Here’s how Susmita Mohanty started India’s first private space company.

Susmita Mohanty is a space entrepreneur.

Wait, no, that’s too reductive.

She’s the only person in the world to have co-founded space ventures in North America, Europe, and Asia.

In 2001, she launched Moonfront in San Francisco.

An aerospace consulting firm working with NASA and ESA.

In 2004, she co-founded Liquifer Systems Group in Vienna.

A space architecture studio that pioneered a new genre called Trans-Gravity, blurring the line between Earth and space habitats.

In 2009, she came back to India and built Earth2Orbit.

The country’s first private space startup.

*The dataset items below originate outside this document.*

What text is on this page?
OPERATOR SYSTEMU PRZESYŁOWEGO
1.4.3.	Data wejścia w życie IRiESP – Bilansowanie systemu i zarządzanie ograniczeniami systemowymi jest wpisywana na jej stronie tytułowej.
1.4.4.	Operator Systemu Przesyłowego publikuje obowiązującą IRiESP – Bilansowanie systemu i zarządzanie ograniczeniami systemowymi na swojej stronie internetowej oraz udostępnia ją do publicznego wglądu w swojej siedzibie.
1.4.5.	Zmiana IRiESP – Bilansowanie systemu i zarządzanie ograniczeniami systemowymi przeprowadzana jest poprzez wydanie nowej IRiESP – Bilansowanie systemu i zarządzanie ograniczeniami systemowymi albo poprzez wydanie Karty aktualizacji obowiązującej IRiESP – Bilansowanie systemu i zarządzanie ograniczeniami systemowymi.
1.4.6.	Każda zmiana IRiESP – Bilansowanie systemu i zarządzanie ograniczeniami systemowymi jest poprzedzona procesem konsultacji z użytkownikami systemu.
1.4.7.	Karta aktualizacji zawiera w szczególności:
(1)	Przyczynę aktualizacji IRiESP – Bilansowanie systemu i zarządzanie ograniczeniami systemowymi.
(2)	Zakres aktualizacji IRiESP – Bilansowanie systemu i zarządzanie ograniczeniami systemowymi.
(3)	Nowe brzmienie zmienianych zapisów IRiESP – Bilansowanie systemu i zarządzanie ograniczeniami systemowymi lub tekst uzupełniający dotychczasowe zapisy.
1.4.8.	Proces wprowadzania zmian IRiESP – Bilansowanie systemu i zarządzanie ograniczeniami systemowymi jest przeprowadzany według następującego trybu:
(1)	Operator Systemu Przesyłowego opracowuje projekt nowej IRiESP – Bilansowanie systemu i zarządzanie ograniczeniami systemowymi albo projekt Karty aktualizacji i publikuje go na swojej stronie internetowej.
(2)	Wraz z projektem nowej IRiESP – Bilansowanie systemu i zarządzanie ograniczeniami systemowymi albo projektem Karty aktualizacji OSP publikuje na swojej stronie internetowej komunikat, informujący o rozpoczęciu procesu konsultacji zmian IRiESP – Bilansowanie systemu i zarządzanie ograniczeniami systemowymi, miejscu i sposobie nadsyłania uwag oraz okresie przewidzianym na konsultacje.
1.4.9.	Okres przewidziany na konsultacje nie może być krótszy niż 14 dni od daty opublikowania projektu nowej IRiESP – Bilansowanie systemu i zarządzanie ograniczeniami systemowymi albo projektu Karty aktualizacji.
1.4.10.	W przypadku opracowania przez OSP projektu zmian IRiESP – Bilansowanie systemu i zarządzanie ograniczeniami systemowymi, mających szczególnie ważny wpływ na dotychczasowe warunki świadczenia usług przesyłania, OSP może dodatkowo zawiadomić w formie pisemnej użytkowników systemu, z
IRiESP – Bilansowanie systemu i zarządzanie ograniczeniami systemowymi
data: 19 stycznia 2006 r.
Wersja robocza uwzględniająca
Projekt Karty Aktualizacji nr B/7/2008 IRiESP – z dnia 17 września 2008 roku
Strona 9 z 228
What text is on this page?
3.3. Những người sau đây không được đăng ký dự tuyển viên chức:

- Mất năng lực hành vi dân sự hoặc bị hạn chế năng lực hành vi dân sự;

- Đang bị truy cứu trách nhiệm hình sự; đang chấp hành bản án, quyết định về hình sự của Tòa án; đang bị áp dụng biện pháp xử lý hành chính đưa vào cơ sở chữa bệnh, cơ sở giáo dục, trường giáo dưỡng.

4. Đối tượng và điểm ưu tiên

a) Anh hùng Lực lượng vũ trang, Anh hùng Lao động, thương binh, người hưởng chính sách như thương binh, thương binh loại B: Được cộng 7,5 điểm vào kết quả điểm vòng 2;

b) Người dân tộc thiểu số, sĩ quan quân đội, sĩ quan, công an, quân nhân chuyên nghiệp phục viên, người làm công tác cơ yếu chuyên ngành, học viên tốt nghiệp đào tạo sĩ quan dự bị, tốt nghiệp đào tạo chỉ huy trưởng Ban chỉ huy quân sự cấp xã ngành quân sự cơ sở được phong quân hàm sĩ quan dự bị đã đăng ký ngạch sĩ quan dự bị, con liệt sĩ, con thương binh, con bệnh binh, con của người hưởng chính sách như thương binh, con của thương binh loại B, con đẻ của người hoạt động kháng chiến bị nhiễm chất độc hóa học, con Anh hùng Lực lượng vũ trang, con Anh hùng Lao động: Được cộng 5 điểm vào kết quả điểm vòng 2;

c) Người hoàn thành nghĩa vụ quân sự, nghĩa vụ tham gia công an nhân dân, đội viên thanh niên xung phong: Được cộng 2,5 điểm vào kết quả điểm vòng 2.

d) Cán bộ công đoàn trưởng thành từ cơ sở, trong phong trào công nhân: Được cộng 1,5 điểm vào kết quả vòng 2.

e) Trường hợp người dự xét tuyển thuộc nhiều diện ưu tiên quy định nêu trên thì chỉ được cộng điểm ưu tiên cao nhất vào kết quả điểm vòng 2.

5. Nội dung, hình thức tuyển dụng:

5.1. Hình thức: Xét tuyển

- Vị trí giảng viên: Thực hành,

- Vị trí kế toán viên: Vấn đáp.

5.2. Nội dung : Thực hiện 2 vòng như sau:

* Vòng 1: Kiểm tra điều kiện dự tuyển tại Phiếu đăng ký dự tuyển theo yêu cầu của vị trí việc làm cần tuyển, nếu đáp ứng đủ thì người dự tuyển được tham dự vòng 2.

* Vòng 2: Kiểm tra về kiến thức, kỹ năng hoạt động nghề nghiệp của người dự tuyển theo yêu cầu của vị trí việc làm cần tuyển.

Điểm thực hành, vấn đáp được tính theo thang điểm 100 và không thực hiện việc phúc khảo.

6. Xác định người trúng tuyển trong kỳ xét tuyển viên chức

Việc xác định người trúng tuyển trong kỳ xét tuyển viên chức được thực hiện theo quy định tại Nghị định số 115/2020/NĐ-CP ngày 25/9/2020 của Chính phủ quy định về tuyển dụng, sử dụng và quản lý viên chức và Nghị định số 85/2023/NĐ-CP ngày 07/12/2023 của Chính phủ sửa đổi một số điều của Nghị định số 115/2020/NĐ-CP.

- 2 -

At a time when India and the U.S. were still working through the aftershocks of the 1998 sanctions, Susmita spent five years unlocking a cross-border breakthrough.

She negotiated the first-ever launch agreement between an American satellite company (Skybox) and India’s Antrix Corporation.

It involved dozens of diplomats, State Department approvals, and years of bureaucracy.

The deal finally got signed.

A mini Berlin Wall came down.

And that partnership opened the floodgates for other American satellites to fly on India’s PSLV rocket.

She called it “technology diplomacy.”

And she made it work, without a badge, a budget, or an army of lawyers.

Just grit, fluency in five cultures, and a deep understanding of both policy and propulsion.

Before her entrepreneurial run, she worked at Boeing on the International Space Station program and on Shuttle-Mir missions at NASA.

She’s since advised ESA, ISRO, governments, investors, and universities across the globe.

In 2021, she launched Spaceport SARABHAI: India’s first space think tank.

Its mission: to grow India’s influence in global space policy, provide research-backed recommendations to the government, and help transform India into a developed space economy by 2030.

She’s been invited to both the Arctic and Antarctica.

She helped kids in Oakland escape gang violence through a space education nonprofit.

And she’s been named to BBC’s 100 Most Influential Women in 2019.